Excellent suggestion–it helps fill a mental gap I was struggling with. This is the first behaviour I’ve written, and honestly it took a while to figure out how to implement one with generic functions that call the callbacks. None of the explanations I found about implementing behaviours discuss writing generic functions, including the Typespecs and behaviours guide, the Behaviours documentation, and one of the introductory books I bought. Most explain how callbacks can form a polymorphic interface, but they don’t discuss best practices for coding against that interface. This concept comes across better with protocols, but my understanding is protocols requiring many functions are discouraged. It’s unfortunate because polymorphic interfaces are the bread and butter of building clean abstractions.

Eventually I consulted some existing code that I knew had to be doing the same thing just to get a high-level idea of how it’s wired together. Although it was enough to get something working. I wasn’t super confident I did it all the best way. Thanks for pointing this out!

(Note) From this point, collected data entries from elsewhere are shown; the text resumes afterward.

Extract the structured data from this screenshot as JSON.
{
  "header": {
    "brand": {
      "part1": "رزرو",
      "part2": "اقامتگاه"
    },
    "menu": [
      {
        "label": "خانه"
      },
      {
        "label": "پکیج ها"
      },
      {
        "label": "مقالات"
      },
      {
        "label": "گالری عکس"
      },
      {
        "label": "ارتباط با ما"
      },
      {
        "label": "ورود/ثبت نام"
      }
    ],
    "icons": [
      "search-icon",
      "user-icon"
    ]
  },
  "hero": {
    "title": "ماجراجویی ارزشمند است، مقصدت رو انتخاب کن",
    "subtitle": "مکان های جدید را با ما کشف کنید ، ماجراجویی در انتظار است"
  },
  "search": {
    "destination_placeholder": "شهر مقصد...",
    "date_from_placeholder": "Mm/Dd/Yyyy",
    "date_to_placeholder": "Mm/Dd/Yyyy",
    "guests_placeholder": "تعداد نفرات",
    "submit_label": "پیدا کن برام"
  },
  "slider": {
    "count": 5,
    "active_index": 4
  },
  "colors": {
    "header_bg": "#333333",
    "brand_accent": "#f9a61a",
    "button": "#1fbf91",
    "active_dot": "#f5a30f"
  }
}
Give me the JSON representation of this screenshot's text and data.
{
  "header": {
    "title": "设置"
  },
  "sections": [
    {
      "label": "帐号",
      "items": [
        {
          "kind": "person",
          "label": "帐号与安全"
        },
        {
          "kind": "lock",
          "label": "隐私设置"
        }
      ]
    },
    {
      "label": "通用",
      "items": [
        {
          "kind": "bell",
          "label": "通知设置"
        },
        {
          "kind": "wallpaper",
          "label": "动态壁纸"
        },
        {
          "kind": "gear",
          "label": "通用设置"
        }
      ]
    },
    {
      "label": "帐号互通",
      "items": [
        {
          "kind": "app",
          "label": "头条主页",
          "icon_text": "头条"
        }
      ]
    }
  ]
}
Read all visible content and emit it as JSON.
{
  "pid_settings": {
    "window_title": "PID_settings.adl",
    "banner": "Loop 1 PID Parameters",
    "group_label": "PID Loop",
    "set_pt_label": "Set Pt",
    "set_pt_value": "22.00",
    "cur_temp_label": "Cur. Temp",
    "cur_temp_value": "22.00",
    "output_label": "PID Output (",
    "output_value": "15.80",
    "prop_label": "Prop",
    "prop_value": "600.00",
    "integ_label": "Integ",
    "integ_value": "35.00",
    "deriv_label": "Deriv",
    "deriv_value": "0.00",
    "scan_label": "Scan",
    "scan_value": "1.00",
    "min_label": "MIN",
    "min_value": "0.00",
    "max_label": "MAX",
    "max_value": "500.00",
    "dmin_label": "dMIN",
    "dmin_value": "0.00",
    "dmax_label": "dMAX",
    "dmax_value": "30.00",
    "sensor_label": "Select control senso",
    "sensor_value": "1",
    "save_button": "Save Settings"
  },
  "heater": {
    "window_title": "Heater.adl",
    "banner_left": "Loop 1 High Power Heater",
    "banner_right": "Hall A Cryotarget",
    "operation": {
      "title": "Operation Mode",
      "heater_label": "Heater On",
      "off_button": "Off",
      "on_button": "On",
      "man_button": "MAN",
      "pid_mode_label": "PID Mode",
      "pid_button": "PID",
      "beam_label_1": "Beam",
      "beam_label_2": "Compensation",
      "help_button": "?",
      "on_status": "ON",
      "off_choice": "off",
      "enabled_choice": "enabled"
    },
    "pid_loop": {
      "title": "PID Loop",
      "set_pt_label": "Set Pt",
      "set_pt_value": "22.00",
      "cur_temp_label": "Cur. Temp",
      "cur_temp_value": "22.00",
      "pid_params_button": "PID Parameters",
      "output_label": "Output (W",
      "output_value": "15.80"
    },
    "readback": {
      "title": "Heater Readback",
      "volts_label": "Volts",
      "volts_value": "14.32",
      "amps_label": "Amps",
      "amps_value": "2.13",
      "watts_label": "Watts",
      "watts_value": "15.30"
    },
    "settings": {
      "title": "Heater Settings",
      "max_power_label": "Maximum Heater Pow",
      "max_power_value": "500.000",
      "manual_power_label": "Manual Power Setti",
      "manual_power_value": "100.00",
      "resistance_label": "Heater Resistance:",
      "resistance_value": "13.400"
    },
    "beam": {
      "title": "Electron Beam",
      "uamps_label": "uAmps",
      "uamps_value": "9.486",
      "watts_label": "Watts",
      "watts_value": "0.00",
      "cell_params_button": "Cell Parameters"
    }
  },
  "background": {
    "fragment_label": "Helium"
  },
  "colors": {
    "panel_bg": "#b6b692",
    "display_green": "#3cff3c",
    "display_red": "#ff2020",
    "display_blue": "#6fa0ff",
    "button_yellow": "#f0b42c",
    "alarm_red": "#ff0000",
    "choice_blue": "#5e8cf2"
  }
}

Indeed! Part of the reason I use logging so much is to overcome this problem. Your suggestion helps me realize I could get by with a lot less logging, and also ensure Backtrex users get more useful stacktraces.

I’m planning on submitting a proposal to the elixir-lang-core list about supporting package- and/or module-level log controls, esp for :compile_time_purge_level. It would be as a follow up to this one where I suggested making all logging macros lazy to improve performance. Finer-grain logging control seems like a better option overall and would offer application developers/maintainers more safety. From another angle, I better understand now how informed package developers can make unobtrusive APIs.

UPDATE: This post and another thread I started were somewhat critical of Elixir resources and limitations. To counterbalance that I want to mention I’ve been pleasantly surprised by Elixir’s simplicity and expressiveness, as well as how quickly I can find answers to most of my questions. This community has been incredibly helpful too.

I’m going through some growing pains getting used to the way things are done. Sometimes my confusion spills over into minor frustrations, and my hope is periodically voicing them will lead to improvements (it’s encouraging that this has already happened). On the other hand, sometimes it’s simply a spell of PEBKAC, and I don’t know enough yet to tell the difference. I’ll continue trying to avoid that, but if it ever seems like I’ve fallen into a trap I’d be grateful for anyone pointing it out.

If there’s interest in discussing this general theme more, esp as it pertains to the community, let’s break it out into another thread and keep this one primarily about Backtrex.

jmitchell · January 16, 2017, 6:55pm

I’m giving this a try now. One complication is many of these functions need access to the callback implemented in the behaviour module.

An approach I’ve worked out is passing __MODULE__ from the __using__ macro to the locally defined functions, and then using apply/3 to call the callbacks like this:

defmacro __using__(_) do
  quote location: :keep do
    @behaviour Backtrex

    def solve(problem) do
      Backtrex.solve(problem, __MODULE__)
    end
  end
end

def solve(problem, module) do
  unknowns = apply(module, :unknowns, [problem])
  # ...
end

Is that the idiomatic way to do this?

UPDATE: I went ahead and made the full change. It seems to work well, but I’m open to more feedback on it.

OvermindDL1 · January 17, 2017, 3:11pm

That is a way that I’d do it. It does incur a slight performance penalty but it is fairly minor unless called a lot, like in a tight loop, but if it is called only once per solve then it is fine and do ignore that cost.

jmitchell · January 17, 2017, 6:33pm

Yup, no sweat compared to all the potential bottlenecks in the backtracking algorithm and callback implementations. I’m working on generating flexible profiler reports now so I can identify bottlenecks and compare multiple implementations.